Atlanta was among the five gainers, but claimed less than a 1 percent increase over the period. Areas reporting the biggest price gains were Seattle at 5.7 percent, followed by Charlotte at 5.6 percent. Portland showed a 2.8 percent increase, while Dallas squeaked out a gain of half a percent for the past year.

A main reason Atlanta is showing the ability to retain even a minimum level of price appreciation is that price gains over the past decade were modest compared with many parts of the nation. It seems that Atlanta’s housing prices were fueled more by job growth and relocation than by the frenzy and speculation that drove some areas.

This conclusion is supported by a recently released study of America’s metropolitan areas by the Brookings Institution, called Blueprint for American Prosperity. This study concludes that America stands in a position of economic strength, but that we need to leverage key assets such as innovation, human capital and infrastructure. The study also suggests that these assets tend to concentrate principally in our nation’s major metropolitan areas.

This particular study also produced what it calls MetroNation Profiles, a sort of state-by-state review of the top 100 metropolitan areas, and gives statistics associated with those areas, highlighting the importance of these economic engines. In this study, metro areas often cross state boundaries.

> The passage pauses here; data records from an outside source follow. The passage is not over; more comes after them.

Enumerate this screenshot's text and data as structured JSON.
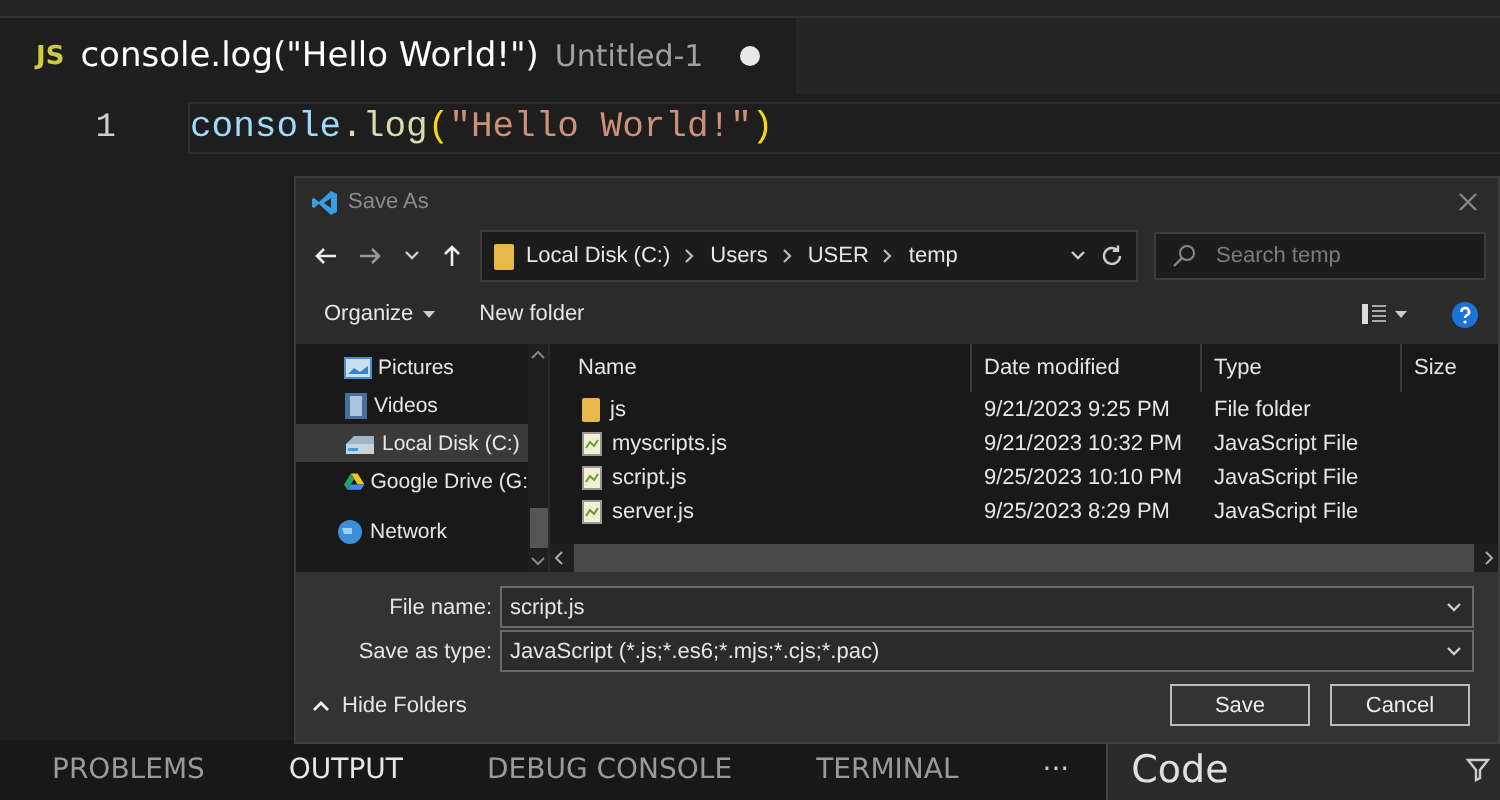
{
  "editor": {
    "tab": {
      "badge": "JS",
      "title": "console.log(\"Hello World!\")",
      "description": "Untitled-1",
      "dirty": true
    },
    "lines": [
      {
        "number": "1",
        "tokens": [
          {
            "kind": "variable",
            "text": "console"
          },
          {
            "kind": "plain",
            "text": ".log"
          },
          {
            "kind": "bracket",
            "text": "("
          },
          {
            "kind": "string",
            "text": "\"Hello World!\""
          },
          {
            "kind": "bracket",
            "text": ")"
          }
        ]
      }
    ]
  },
  "dialog": {
    "title": "Save As",
    "address": {
      "crumbs": [
        "Local Disk (C:)",
        "Users",
        "USER",
        "temp"
      ]
    },
    "search": {
      "placeholder": "Search temp"
    },
    "toolbar": {
      "organize": "Organize",
      "new_folder": "New folder"
    },
    "sidebar": {
      "items": [
        {
          "kind": "pictures",
          "label": "Pictures",
          "selected": false
        },
        {
          "kind": "videos",
          "label": "Videos",
          "selected": false
        },
        {
          "kind": "disk",
          "label": "Local Disk (C:)",
          "selected": true
        },
        {
          "kind": "cloud",
          "label": "Google Drive (G:",
          "selected": false
        },
        {
          "kind": "network",
          "label": "Network",
          "selected": false
        }
      ]
    },
    "table": {
      "columns": [
        "Name",
        "Date modified",
        "Type",
        "Size"
      ],
      "rows": [
        {
          "kind": "folder",
          "name": "js",
          "date": "9/21/2023 9:25 PM",
          "type": "File folder"
        },
        {
          "kind": "file",
          "name": "myscripts.js",
          "date": "9/21/2023 10:32 PM",
          "type": "JavaScript File"
        },
        {
          "kind": "file",
          "name": "script.js",
          "date": "9/25/2023 10:10 PM",
          "type": "JavaScript File"
        },
        {
          "kind": "file",
          "name": "server.js",
          "date": "9/25/2023 8:29 PM",
          "type": "JavaScript File"
        }
      ]
    },
    "fields": [
      {
        "label": "File name:",
        "value": "script.js"
      },
      {
        "label": "Save as type:",
        "value": "JavaScript (*.js;*.es6;*.mjs;*.cjs;*.pac)"
      }
    ],
    "hide_folders": "Hide Folders",
    "buttons": [
      "Save",
      "Cancel"
    ]
  },
  "panel": {
    "tabs": [
      {
        "label": "PROBLEMS",
        "selected": false
      },
      {
        "label": "OUTPUT",
        "selected": true
      },
      {
        "label": "DEBUG CONSOLE",
        "selected": false
      },
      {
        "label": "TERMINAL",
        "selected": false
      }
    ],
    "more": "···",
    "input_value": "Code"
  }
}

Within this study, Georgia contains all or part of three of the nation’s 100 largest metropolitan areas — Atlanta, Augusta and Chattanooga — which alone account for 60 percent of the state’s population, 62 percent of the state’s jobs, and 71 percent of the state’s gross domestic product (GDP). All 15 of Georgia’s metros constitute 81 percent of the state’s population, 84 percent of the state’s jobs, and 89 percent of the state’s GDP.

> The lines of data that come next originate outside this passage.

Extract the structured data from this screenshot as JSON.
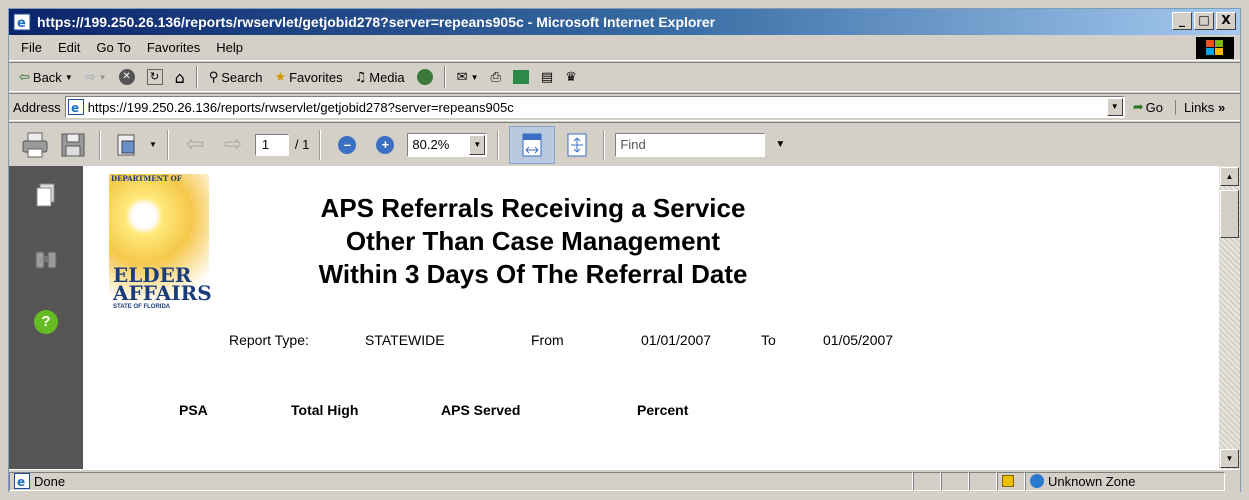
{
  "window": {
    "title": "https://199.250.26.136/reports/rwservlet/getjobid278?server=repeans905c - Microsoft Internet Explorer",
    "buttons": [
      "_",
      "□",
      "X"
    ]
  },
  "menu": [
    "File",
    "Edit",
    "Go To",
    "Favorites",
    "Help"
  ],
  "std_toolbar": {
    "back": "Back",
    "search": "Search",
    "favorites": "Favorites",
    "media": "Media"
  },
  "address": {
    "label": "Address",
    "url": "https://199.250.26.136/reports/rwservlet/getjobid278?server=repeans905c",
    "go": "Go",
    "links": "Links"
  },
  "viewer": {
    "page_current": "1",
    "page_total": "/ 1",
    "zoom": "80.2%",
    "find_placeholder": "Find"
  },
  "report": {
    "logo": {
      "dept": "DEPARTMENT OF",
      "line1": "ELDER",
      "line2": "AFFAIRS",
      "state": "STATE OF FLORIDA"
    },
    "title_lines": [
      "APS Referrals Receiving a Service",
      "Other Than Case Management",
      "Within 3 Days Of The Referral Date"
    ],
    "meta": {
      "report_type_label": "Report Type:",
      "report_type_value": "STATEWIDE",
      "from_label": "From",
      "from_value": "01/01/2007",
      "to_label": "To",
      "to_value": "01/05/2007"
    },
    "columns": [
      "PSA",
      "Total High",
      "APS Served",
      "Percent"
    ]
  },
  "status": {
    "text": "Done",
    "zone": "Unknown Zone"
  }
}
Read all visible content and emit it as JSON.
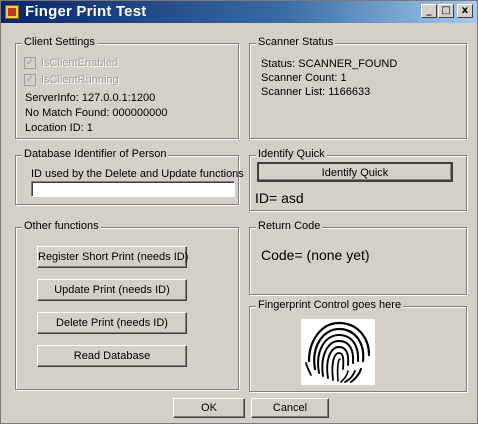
{
  "window": {
    "title": "Finger Print Test",
    "controls": {
      "minimize": "_",
      "maximize": "□",
      "close": "x"
    }
  },
  "client_settings": {
    "legend": "Client Settings",
    "is_client_enabled": {
      "label": "IsClientEnabled",
      "checked": true
    },
    "is_client_running": {
      "label": "IsClientRunning",
      "checked": true
    },
    "server_info": "ServerInfo:   127.0.0.1:1200",
    "no_match_found": "No Match Found:   000000000",
    "location_id": "Location ID:   1"
  },
  "scanner_status": {
    "legend": "Scanner Status",
    "status": "Status:   SCANNER_FOUND",
    "count": "Scanner Count:    1",
    "list": "Scanner List:    1166633"
  },
  "database_identifier": {
    "legend": "Database Identifier of Person",
    "label": "ID used by the Delete and Update functions",
    "value": ""
  },
  "identify_quick": {
    "legend": "Identify Quick",
    "button": "Identify Quick",
    "result": "ID= asd"
  },
  "other_functions": {
    "legend": "Other functions",
    "register": "Register Short Print (needs ID)",
    "update": "Update Print (needs ID)",
    "delete": "Delete Print (needs ID)",
    "read": "Read Database"
  },
  "return_code": {
    "legend": "Return Code",
    "text": "Code= (none yet)"
  },
  "fingerprint": {
    "legend": "Fingerprint Control goes here",
    "icon": "fingerprint-image"
  },
  "footer": {
    "ok": "OK",
    "cancel": "Cancel"
  }
}
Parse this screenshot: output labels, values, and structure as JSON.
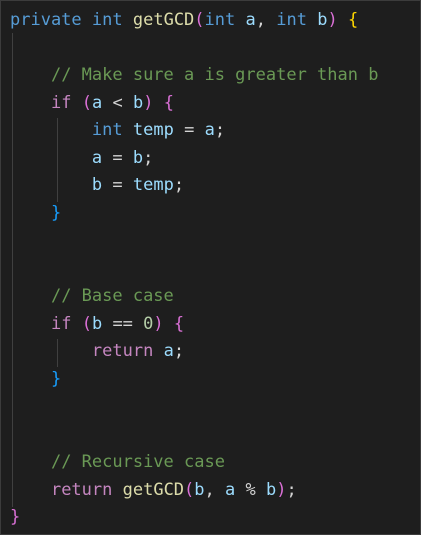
{
  "code": {
    "l1": {
      "kw_private": "private",
      "kw_int": "int",
      "fn_name": "getGCD",
      "open_paren": "(",
      "kw_int_a": "int",
      "param_a": "a",
      "comma": ",",
      "kw_int_b": "int",
      "param_b": "b",
      "close_paren": ")",
      "open_brace": "{"
    },
    "l3": {
      "comment": "// Make sure a is greater than b"
    },
    "l4": {
      "kw_if": "if",
      "open_paren": "(",
      "var_a": "a",
      "op": "<",
      "var_b": "b",
      "close_paren": ")",
      "open_brace": "{"
    },
    "l5": {
      "kw_int": "int",
      "var_temp": "temp",
      "op": "=",
      "var_a": "a",
      "semi": ";"
    },
    "l6": {
      "var_a": "a",
      "op": "=",
      "var_b": "b",
      "semi": ";"
    },
    "l7": {
      "var_b": "b",
      "op": "=",
      "var_temp": "temp",
      "semi": ";"
    },
    "l8": {
      "close_brace": "}"
    },
    "l11": {
      "comment": "// Base case"
    },
    "l12": {
      "kw_if": "if",
      "open_paren": "(",
      "var_b": "b",
      "op": "==",
      "num": "0",
      "close_paren": ")",
      "open_brace": "{"
    },
    "l13": {
      "kw_return": "return",
      "var_a": "a",
      "semi": ";"
    },
    "l14": {
      "close_brace": "}"
    },
    "l17": {
      "comment": "// Recursive case"
    },
    "l18": {
      "kw_return": "return",
      "fn_name": "getGCD",
      "open_paren": "(",
      "var_b": "b",
      "comma": ",",
      "var_a": "a",
      "op": "%",
      "var_b2": "b",
      "close_paren": ")",
      "semi": ";"
    },
    "l19": {
      "close_brace": "}"
    }
  }
}
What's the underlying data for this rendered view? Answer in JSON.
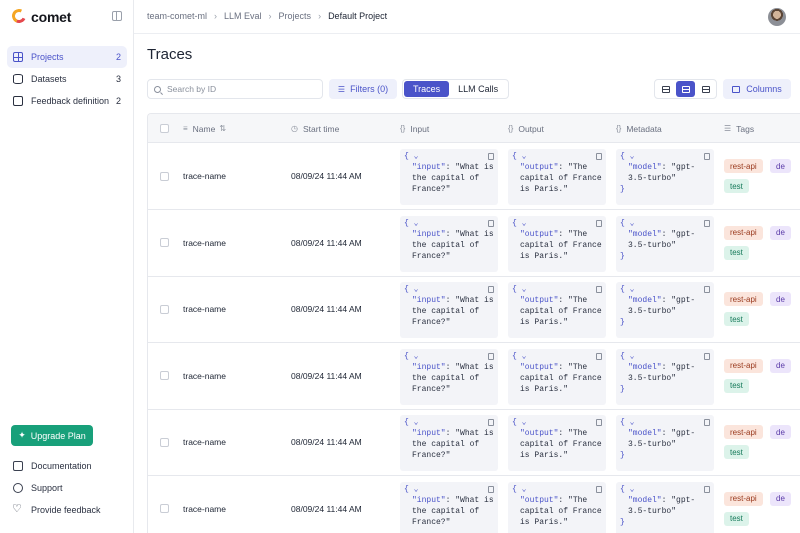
{
  "app": {
    "name": "comet"
  },
  "sidebar": {
    "items": [
      {
        "label": "Projects",
        "count": "2",
        "icon": "grid-icon"
      },
      {
        "label": "Datasets",
        "count": "3",
        "icon": "database-icon"
      },
      {
        "label": "Feedback definition",
        "count": "2",
        "icon": "message-icon"
      }
    ],
    "upgrade_label": "Upgrade Plan",
    "bottom": [
      {
        "label": "Documentation",
        "icon": "book-icon"
      },
      {
        "label": "Support",
        "icon": "chat-icon"
      },
      {
        "label": "Provide feedback",
        "icon": "heart-icon"
      }
    ]
  },
  "breadcrumb": [
    "team-comet-ml",
    "LLM Eval",
    "Projects",
    "Default Project"
  ],
  "page": {
    "title": "Traces"
  },
  "toolbar": {
    "search_placeholder": "Search by ID",
    "filters_label": "Filters (0)",
    "segments": [
      "Traces",
      "LLM Calls"
    ],
    "active_segment": "Traces",
    "columns_label": "Columns"
  },
  "table": {
    "headers": {
      "name": "Name",
      "start_time": "Start time",
      "input": "Input",
      "output": "Output",
      "metadata": "Metadata",
      "tags": "Tags"
    },
    "rows": [
      {
        "name": "trace-name",
        "start_time": "08/09/24 11:44 AM",
        "input_key": "\"input\"",
        "input_val": "\"What is the capital of France?\"",
        "output_key": "\"output\"",
        "output_val": "\"The capital of France is Paris.\"",
        "meta_key": "\"model\"",
        "meta_val": "\"gpt-3.5-turbo\"",
        "tags": [
          "rest-api",
          "de",
          "test"
        ]
      },
      {
        "name": "trace-name",
        "start_time": "08/09/24 11:44 AM",
        "input_key": "\"input\"",
        "input_val": "\"What is the capital of France?\"",
        "output_key": "\"output\"",
        "output_val": "\"The capital of France is Paris.\"",
        "meta_key": "\"model\"",
        "meta_val": "\"gpt-3.5-turbo\"",
        "tags": [
          "rest-api",
          "de",
          "test"
        ]
      },
      {
        "name": "trace-name",
        "start_time": "08/09/24 11:44 AM",
        "input_key": "\"input\"",
        "input_val": "\"What is the capital of France?\"",
        "output_key": "\"output\"",
        "output_val": "\"The capital of France is Paris.\"",
        "meta_key": "\"model\"",
        "meta_val": "\"gpt-3.5-turbo\"",
        "tags": [
          "rest-api",
          "de",
          "test"
        ]
      },
      {
        "name": "trace-name",
        "start_time": "08/09/24 11:44 AM",
        "input_key": "\"input\"",
        "input_val": "\"What is the capital of France?\"",
        "output_key": "\"output\"",
        "output_val": "\"The capital of France is Paris.\"",
        "meta_key": "\"model\"",
        "meta_val": "\"gpt-3.5-turbo\"",
        "tags": [
          "rest-api",
          "de",
          "test"
        ]
      },
      {
        "name": "trace-name",
        "start_time": "08/09/24 11:44 AM",
        "input_key": "\"input\"",
        "input_val": "\"What is the capital of France?\"",
        "output_key": "\"output\"",
        "output_val": "\"The capital of France is Paris.\"",
        "meta_key": "\"model\"",
        "meta_val": "\"gpt-3.5-turbo\"",
        "tags": [
          "rest-api",
          "de",
          "test"
        ]
      },
      {
        "name": "trace-name",
        "start_time": "08/09/24 11:44 AM",
        "input_key": "\"input\"",
        "input_val": "\"What is the capital of France?\"",
        "output_key": "\"output\"",
        "output_val": "\"The capital of France is Paris.\"",
        "meta_key": "\"model\"",
        "meta_val": "\"gpt-3.5-turbo\"",
        "tags": [
          "rest-api",
          "de",
          "test"
        ]
      }
    ]
  },
  "colors": {
    "accent": "#4a53c9",
    "upgrade": "#18a07a"
  }
}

It is a widely known fact that home prices tend to follow job growth, and if an area’s prices are holding up well in the current real estate market, there should be a correlation with job growth. The study found metro Atlanta was ranked 10th in job growth among all metro areas nationwide, with some 67 percent of all jobs in the state being Atlanta-based. However, despite this great news, the fact that home prices in metro Atlanta are up will come as a surprise to most Atlantans, most are convinced that real estate prices were down significantly.